Still, he says shifting to retail hasn't been a big money-maker. For one thing, the space is tiny and wasn't built to be a retail store. It can only fit so many pantry items, which he can't charge a lot for, and they've been allowing one customer in at a time to minimize contact.
"Now I realize why convenience stores are more expensive because they can't sell the volume that a big grocer does," he says. "But for now, we have people coming in and getting fed, the staff gets a paycheque. If the company isn't making money, it doesn't matter right now."
Financial services worker Luke Kumar started going to IC Food World in Mississauga at Islington Avenue and Bloor Street West after he waited an hour to get into his local Food Basics supermarket. The mid-sized grocer used to be a No Frills, Kumar recalls, and he says he's now doing all his shopping there.
"It's convenient, it's close to home, the prices are comparable, it's like finding a nugget," he says. "I never really went there before; that was my fault, but I'm going to continue shopping there because I can find everything I need. Buying local and supporting small businesses will go a long way in helping the community."
The influx of new customers is a welcome sight for many independently run grocers at this time, but it can also be overwhelming for those not equipped to handle the volume.
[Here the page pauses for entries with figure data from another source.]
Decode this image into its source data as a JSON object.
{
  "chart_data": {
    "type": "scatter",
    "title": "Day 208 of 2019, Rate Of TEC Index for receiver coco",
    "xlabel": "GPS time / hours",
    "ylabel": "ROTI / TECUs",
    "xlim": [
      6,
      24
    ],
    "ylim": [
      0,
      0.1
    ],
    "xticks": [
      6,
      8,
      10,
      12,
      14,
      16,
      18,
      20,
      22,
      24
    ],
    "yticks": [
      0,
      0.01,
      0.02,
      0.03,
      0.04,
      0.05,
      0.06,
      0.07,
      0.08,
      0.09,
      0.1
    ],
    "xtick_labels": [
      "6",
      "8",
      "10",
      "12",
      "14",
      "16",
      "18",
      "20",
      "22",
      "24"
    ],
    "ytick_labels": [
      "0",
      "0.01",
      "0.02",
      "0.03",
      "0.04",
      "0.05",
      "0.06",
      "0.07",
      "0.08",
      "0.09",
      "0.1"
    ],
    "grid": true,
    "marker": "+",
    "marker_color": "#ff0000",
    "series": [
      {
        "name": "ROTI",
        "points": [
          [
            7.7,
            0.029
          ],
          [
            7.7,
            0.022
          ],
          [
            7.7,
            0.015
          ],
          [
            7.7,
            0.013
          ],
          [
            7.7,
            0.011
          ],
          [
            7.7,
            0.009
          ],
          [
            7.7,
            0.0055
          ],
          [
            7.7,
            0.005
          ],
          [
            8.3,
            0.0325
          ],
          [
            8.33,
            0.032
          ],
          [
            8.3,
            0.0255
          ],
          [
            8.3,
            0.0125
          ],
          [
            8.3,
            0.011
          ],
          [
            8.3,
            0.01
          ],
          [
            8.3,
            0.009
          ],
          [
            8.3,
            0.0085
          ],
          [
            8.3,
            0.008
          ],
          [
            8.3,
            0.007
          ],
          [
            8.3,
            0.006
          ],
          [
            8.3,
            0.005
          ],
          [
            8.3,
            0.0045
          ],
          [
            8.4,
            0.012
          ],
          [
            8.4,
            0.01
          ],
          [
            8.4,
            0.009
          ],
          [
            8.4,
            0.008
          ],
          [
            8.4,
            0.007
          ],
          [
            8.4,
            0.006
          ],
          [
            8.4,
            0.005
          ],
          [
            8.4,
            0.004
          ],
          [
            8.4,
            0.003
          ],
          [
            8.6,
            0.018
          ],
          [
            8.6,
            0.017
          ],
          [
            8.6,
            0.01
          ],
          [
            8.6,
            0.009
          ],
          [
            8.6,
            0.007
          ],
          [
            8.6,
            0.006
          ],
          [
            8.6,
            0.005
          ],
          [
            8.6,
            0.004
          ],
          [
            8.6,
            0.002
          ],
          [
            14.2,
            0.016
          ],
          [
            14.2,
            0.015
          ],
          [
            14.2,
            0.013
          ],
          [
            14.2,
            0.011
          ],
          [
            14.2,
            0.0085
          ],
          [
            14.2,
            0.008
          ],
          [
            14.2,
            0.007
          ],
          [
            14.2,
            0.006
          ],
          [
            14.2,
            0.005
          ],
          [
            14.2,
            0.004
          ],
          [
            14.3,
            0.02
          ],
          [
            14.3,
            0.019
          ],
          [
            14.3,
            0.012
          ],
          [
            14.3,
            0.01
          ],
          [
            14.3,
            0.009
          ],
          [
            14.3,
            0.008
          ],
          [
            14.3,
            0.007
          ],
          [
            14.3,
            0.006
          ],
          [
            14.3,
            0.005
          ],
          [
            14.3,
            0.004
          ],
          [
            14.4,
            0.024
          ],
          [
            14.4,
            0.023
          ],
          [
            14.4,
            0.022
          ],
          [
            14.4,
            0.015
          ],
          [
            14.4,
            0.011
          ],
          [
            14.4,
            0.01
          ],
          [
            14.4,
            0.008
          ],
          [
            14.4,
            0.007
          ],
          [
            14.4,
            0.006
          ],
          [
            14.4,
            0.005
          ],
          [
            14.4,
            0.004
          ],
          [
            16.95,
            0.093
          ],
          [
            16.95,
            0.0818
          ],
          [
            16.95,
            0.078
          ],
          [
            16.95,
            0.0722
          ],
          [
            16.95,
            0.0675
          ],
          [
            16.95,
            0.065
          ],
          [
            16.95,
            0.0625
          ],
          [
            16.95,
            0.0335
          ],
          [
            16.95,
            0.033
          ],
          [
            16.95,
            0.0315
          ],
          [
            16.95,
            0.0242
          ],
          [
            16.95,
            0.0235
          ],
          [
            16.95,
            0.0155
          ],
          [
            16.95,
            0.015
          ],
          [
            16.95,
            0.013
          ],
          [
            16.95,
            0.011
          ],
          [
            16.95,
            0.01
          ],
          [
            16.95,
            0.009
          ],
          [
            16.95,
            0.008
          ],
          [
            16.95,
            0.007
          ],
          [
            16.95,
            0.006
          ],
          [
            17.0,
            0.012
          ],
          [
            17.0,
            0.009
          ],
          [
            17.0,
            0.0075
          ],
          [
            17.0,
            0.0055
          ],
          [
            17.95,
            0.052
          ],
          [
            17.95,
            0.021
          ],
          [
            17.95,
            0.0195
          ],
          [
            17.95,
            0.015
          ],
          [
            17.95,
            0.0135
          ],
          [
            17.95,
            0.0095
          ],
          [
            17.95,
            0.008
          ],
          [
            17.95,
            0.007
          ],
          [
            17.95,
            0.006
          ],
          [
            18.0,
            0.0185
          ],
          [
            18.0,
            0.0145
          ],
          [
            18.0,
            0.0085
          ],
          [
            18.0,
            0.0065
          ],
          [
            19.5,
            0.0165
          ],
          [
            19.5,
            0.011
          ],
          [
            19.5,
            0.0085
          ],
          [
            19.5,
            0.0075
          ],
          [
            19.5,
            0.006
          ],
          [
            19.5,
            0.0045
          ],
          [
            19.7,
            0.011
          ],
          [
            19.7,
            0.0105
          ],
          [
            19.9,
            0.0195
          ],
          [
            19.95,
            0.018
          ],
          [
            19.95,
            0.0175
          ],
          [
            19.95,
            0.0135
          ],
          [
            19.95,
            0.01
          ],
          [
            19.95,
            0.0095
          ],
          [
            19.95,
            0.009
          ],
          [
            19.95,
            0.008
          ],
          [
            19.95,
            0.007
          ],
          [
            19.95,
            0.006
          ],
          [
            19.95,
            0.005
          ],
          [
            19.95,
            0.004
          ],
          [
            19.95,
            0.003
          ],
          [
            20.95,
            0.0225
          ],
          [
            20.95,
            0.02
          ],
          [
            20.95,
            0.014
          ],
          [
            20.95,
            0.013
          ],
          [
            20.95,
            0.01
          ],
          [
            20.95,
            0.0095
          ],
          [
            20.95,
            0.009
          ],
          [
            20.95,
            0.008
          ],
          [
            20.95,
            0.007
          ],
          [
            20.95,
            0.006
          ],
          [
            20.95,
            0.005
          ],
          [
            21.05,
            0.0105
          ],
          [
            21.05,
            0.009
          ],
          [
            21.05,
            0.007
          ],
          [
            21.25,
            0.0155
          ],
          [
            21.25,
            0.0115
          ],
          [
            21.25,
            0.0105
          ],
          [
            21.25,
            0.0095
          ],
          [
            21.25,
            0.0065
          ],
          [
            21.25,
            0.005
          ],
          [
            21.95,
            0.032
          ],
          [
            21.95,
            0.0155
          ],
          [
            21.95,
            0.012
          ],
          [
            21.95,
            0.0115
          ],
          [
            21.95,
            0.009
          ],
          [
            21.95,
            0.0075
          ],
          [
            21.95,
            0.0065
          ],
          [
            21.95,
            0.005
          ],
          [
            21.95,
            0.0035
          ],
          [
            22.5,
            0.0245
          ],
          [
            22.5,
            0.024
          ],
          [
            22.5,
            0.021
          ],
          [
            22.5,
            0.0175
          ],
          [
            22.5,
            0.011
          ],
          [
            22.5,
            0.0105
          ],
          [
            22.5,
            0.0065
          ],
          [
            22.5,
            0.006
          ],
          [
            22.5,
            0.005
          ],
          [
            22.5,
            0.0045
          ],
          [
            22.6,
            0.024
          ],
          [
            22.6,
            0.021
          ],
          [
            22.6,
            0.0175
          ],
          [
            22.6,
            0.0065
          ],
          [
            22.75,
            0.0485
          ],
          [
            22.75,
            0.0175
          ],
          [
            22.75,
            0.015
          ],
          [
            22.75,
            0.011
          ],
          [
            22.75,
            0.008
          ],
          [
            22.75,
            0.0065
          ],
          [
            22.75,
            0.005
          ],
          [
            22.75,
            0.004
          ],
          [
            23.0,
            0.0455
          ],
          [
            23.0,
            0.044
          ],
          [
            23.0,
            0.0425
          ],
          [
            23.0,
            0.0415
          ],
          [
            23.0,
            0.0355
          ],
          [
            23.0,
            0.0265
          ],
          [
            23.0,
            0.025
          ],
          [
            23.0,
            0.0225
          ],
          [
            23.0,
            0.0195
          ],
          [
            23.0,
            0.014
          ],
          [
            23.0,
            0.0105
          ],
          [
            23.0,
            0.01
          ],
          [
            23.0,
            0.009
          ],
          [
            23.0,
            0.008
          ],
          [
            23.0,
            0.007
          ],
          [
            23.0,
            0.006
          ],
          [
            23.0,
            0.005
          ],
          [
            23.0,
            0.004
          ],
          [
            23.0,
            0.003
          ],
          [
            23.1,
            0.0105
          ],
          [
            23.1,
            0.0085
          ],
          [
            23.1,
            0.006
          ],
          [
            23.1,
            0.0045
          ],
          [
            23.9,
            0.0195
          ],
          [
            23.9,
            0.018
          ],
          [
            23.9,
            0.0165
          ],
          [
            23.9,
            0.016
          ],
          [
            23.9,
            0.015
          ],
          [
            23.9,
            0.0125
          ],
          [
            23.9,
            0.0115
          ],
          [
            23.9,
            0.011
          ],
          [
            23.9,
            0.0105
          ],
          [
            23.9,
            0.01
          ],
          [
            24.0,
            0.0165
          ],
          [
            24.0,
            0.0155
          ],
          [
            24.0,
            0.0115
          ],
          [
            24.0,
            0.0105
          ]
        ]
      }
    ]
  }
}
Julie Liao and Roger Wang have owned the Plank Road Market at Danforth and Coxwell Avenue since 2006. It's a small neighbourhood grocer no larger than the average convenience store. For them, business has picked up dramatically in the last month, including orders from new customers who didn't shop there before the pandemic. The two had to close the storefront and move to an online ordering system.
"My kids help a bit in the afternoon when they're finished online schooling, but it's just me and my husband every day, and we can only handle so many orders," she says. "Even at night we have to tend to emails and organize orders; there's a lot of paperwork."
Liao says sales haven't increased by much since the pandemic because she and her husband can only process so many orders a day. But right now, her priority is to get food to those in her neighbourhood.
"We have so many regulars and seniors around. They are why we stay open," she says. "These are the people that have been with us for 10 years and we don't want to lose them."